Nonextensive analysis on the local structure entropy of complex networks

TL;DR

This paper introduces a nonextensive local structure entropy based on Tsallis entropy to better identify influential nodes in complex networks, generalizing existing methods and revealing threshold effects.

Contribution

It proposes a novel nonextensive local structure entropy framework based on Tsallis entropy, extending the traditional local structure entropy and analyzing its properties.

Findings

The nonextensive local structure entropy generalizes existing measures.

A nonextensive threshold value varies across different networks.
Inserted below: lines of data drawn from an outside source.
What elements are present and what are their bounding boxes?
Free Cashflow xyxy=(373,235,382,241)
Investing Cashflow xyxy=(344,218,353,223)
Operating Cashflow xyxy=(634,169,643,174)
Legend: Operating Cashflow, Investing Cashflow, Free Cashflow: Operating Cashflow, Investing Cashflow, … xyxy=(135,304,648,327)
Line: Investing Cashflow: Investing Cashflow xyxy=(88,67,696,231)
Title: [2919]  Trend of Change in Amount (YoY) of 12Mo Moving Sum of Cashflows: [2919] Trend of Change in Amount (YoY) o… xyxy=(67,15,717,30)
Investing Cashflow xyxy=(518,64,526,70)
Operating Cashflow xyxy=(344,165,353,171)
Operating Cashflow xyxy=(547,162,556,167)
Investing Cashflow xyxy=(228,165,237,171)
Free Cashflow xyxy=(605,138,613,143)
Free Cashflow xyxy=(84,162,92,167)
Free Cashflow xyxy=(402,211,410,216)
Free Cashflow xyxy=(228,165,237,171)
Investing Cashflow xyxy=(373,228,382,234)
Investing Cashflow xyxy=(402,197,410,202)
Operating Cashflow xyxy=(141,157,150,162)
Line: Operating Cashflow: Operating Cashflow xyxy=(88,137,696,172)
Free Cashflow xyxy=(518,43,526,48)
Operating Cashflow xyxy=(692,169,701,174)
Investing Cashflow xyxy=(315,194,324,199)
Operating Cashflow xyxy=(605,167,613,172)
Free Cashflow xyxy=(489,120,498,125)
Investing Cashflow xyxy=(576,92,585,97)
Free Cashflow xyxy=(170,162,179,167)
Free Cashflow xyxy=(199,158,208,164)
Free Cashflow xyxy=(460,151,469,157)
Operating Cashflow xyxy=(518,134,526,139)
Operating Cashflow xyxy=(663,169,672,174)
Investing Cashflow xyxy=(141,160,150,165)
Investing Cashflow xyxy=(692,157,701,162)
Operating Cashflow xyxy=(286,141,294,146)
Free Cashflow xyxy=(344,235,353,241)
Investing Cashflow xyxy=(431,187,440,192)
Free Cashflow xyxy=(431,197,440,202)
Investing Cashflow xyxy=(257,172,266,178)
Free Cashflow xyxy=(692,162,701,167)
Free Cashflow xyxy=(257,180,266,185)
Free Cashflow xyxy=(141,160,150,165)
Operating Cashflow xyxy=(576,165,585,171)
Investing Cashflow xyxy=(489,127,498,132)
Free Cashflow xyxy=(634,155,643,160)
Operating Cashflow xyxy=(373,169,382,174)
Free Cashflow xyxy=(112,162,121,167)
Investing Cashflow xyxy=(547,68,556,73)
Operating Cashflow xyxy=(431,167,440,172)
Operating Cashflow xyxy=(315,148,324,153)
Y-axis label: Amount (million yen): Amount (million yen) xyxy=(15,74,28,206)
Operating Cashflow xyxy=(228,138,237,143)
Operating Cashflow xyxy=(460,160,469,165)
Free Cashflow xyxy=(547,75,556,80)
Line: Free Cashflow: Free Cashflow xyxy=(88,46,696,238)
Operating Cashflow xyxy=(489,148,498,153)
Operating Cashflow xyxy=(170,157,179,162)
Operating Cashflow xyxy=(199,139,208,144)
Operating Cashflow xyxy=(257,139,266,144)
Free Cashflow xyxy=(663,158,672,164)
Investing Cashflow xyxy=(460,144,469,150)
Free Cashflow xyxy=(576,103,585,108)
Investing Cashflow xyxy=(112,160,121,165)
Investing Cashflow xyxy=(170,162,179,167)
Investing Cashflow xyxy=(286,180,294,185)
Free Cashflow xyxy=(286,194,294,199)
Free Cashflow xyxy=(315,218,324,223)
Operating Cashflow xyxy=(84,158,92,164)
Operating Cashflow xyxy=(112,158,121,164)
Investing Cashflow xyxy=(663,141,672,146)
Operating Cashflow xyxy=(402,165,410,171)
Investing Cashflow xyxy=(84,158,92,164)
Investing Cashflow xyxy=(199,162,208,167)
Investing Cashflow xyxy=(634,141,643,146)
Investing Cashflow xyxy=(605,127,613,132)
The new measure is more reasonable and useful than previous methods.

Abstract

The local structure entropy is a new method which is proposed to identify the influential nodes in the complex networks. In this paper a new form of the local structure entropy of the complex networks is proposed based on the Tsallis entropy. The value of the entropic index $q$ will influence the property of the local structure entropy. When the value of $q$ is equal to 0, the nonextensive local structure entropy is degenerated to a new form of the degree centrality. When the value of $q$ is equal to 1, the nonextensive local structure entropy is degenerated to the existing form of the local structure entropy. We also have find a nonextensive threshold value in the nonextensive local structure entropy. When the value of $q$ is bigger than the nonextensive threshold value, change the value of $q$ will has no influence on the property of the local structure entropy, and different complex networks have different nonextensive threshold value. The results in this paper show that the new nonextensive local structure entropy is a generalised of the local structure entropy. It is more reasonable and useful than the existing one.